Tsang’s right. It’s not like Jin will be running after this, not before ten days is up. He’s useless to me now. I should just walk away, keep going. Leaving this broken, hurting kid behind. Out of sight, out of mind.
But they’re never really out of mind, are they? My brother and Lee and the girl with the dragging hair… their faces haunt my dreams, their last words whisper and swirl. Like they were meant just for this exact moment.
My brother: You’re a good person.
Lee: Please! Don’t leave me!
And the girl whose escape went wrong: Only silence.
I look back down at Jin, notice just how white and sharp his face is. Like marble. Like the silent, dragged girl. Like death.

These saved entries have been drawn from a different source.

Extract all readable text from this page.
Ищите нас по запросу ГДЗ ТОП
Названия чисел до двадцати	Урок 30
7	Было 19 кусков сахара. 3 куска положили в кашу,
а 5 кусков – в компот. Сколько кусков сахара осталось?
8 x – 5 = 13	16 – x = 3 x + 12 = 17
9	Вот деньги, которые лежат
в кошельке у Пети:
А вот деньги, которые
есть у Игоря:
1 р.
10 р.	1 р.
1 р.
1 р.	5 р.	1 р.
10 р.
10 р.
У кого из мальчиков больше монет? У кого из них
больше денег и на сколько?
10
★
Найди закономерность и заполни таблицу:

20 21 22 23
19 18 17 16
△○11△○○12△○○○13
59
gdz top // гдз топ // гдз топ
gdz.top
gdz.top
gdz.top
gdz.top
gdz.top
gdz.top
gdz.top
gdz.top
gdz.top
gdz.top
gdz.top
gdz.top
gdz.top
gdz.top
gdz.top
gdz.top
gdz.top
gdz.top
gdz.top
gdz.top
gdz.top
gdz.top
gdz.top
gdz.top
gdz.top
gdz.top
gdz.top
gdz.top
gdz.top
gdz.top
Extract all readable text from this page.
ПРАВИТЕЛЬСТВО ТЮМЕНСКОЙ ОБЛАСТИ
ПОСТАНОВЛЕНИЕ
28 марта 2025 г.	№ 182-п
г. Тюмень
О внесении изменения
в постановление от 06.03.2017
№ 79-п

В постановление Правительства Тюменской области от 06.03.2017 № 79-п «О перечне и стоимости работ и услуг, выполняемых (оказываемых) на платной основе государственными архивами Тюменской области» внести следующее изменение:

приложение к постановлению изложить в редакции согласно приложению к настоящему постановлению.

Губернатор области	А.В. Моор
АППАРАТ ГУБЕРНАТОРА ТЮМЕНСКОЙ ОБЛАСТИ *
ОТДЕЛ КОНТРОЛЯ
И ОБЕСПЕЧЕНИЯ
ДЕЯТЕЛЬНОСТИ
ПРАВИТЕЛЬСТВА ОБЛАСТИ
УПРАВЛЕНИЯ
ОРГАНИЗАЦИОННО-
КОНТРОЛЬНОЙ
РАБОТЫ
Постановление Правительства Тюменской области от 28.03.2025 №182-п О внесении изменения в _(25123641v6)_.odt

I can’t save them all. But Jin… Jin is special. And I don’t think I can handle another ghost.
My body doesn’t feel like mine anymore as I slide my arms under Jin’s back. The stick of blood burns my bare fingers. My insides twist with its scent of salt and iron.
My thoughts are spinning, trying hard to stay in the now as I lift the small boy to my chest, careful not to nudge the knife still lodged into his side. He’s lighter than I thought. Almost nothing. No wonder he’s so fast.
The Old South Gate is choked with people, running errands and making the most of their morning hours. They duck in and out of Hak Nam, hair slick with wet, shoulders flecked with hail. The storm has died down since I left the roof. Pellets — most no bigger than pastry sprinkles — line the street gutters and sidewalk gaps like cake icing. So thick they look like snowdrifts.